Chiara Merico di Chiara Merico29 febbraio 2016 | 07:25

CONCENTRARSI SUI DATI MACRO – “Ora che le imprese più importanti hanno pubblicato i risultati reddituali, i mercati possono tornare a concentrarsi sui dati macroeconomici, senza tuttavia perdere d’occhio le politiche monetarie. Nel complesso, i dati macroeconomici non sono stati positivi, ma ciò non ha impedito un rialzo dei mercati azionari: in effetti, la pubblicazione di previsioni ancora più prudenti da parte della Federal Reserve ha indotto gli investitori a sperare in un allontanamento della prospettiva di nuovi rialzi dei tassi e che il deterioramento delle stime di crescita mantenesse le altre banche centrali saldamente ancorate a politiche espansive”, spiega Joost van Leenders, chief economist del team Multi Asset Solutions di Bnp Paribas Ip.

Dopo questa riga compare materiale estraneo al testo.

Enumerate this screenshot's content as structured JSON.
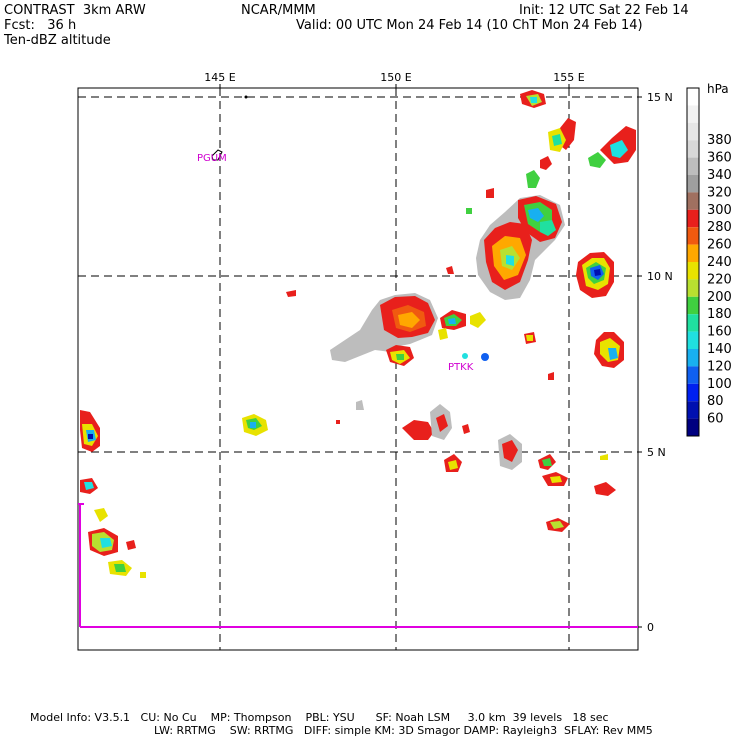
{
  "header": {
    "left_line1": "CONTRAST  3km ARW",
    "left_line2": "Fcst:   36 h",
    "left_line3": "Ten-dBZ altitude",
    "center_line1": "NCAR/MMM",
    "right_line1": "Init: 12 UTC Sat 22 Feb 14",
    "right_line2": "Valid: 00 UTC Mon 24 Feb 14 (10 ChT Mon 24 Feb 14)"
  },
  "map": {
    "lon_labels": [
      "145 E",
      "150 E",
      "155 E"
    ],
    "lat_labels": [
      "15 N",
      "10 N",
      "5 N",
      "0"
    ],
    "stations": [
      {
        "label": "PGUM"
      },
      {
        "label": "PTKK"
      }
    ]
  },
  "legend": {
    "unit": "hPa",
    "levels": [
      {
        "label": "380",
        "color": "#d8d8d8"
      },
      {
        "label": "360",
        "color": "#bdbdbd"
      },
      {
        "label": "340",
        "color": "#9f9f9f"
      },
      {
        "label": "320",
        "color": "#a07060"
      },
      {
        "label": "300",
        "color": "#e8201c"
      },
      {
        "label": "280",
        "color": "#f05a10"
      },
      {
        "label": "260",
        "color": "#ffa800"
      },
      {
        "label": "240",
        "color": "#e8e200"
      },
      {
        "label": "220",
        "color": "#b8e030"
      },
      {
        "label": "200",
        "color": "#40d040"
      },
      {
        "label": "180",
        "color": "#20e0a0"
      },
      {
        "label": "160",
        "color": "#20e0e0"
      },
      {
        "label": "140",
        "color": "#18b0f0"
      },
      {
        "label": "120",
        "color": "#1060f0"
      },
      {
        "label": "100",
        "color": "#0020f0"
      },
      {
        "label": "80",
        "color": "#0010b0"
      },
      {
        "label": "60",
        "color": "#000080"
      }
    ],
    "top_swatches": [
      "#ffffff",
      "#f2f2f2",
      "#e6e6e6"
    ]
  },
  "footer": {
    "line1": "Model Info: V3.5.1   CU: No Cu    MP: Thompson    PBL: YSU      SF: Noah LSM     3.0 km  39 levels   18 sec",
    "line2": "LW: RRTMG    SW: RRTMG   DIFF: simple KM: 3D Smagor DAMP: Rayleigh3  SFLAY: Rev MM5"
  }
}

INDICATORI PROSPETTICI INFERIORI ALLE ATTESE – “Gli ultimi dati rilevati dai responsabili degli acquisti negli USA, in Europa e in Giappone si sono rivelati inferiori alle attese, determinando una flessione dei PMI nelle tre aree: questo indice negli USA è notevolmente arretrato, attestandosi ai minimi registrati nell’ottobre 2012; nell’eurozona è sceso al livello più basso dell’anno; in Giappone si è mantenuto appena sopra la soglia che separa la crescita dalla contrazione, tornando al livello di giugno dell’anno passato. Le componenti dell’indice relative alla produzione ed agli ordinativi nazionali ed esteri si sono complessivamente indebolite, mentre le componenti relative ai prezzi hanno continuato a segnalare pressioni deflative”, nota van Leenders. “Nell’area euro si è indebolito anche il PMI dei servizi e, di conseguenza, il PMI composito è sceso ai minimi degli ultimi 12 mesi: va sottolineato che quest’ultimo parametro, al livello attuale, indica un rallentamento della crescita, pur segnalando ancora un’espansione dell’attività economica. I dati, a livello dei singoli paesi, hanno mostrato che il settore manifatturiero tedesco è in difficoltà a causa della fiacca crescita globale, ma il PMI dei servizi sta mostrando la buona tenuta del mercato interno. In Francia, invece, il settore manifatturiero è migliorato, mentre l’indice dei servizi ha registrato una flessione inattesa. Per quanto riguarda la Germania e la Francia, gli indicatori prospettici più importanti – come l’Ifo e l’INSEE –segnalano un rallentamento della dinamica di queste economie: l’indice tedesco Ifo è sceso per il terzo mese consecutivo, mentre la flessione dell’indice INSEE ha seguito il rialzo di gennaio e, dunque, il quadro è meno chiaro”, aggiunge il gestore. “In Cina i PMI non sono ancora stati pubblicati ma l’indicatore del clima di mercato NMI, che presenta una buona correlazione con gli indici relativi a manifattura e servizi, si è indebolito. Infine, gli ultimi dati riguardanti l’interscambio commerciale dei paesi emergenti sono stati anemici, e la costante flessione degli ordinativi dall’estero che si registra a Taiwan suggerisce che questa fase di debolezza non è ancora stata superata”.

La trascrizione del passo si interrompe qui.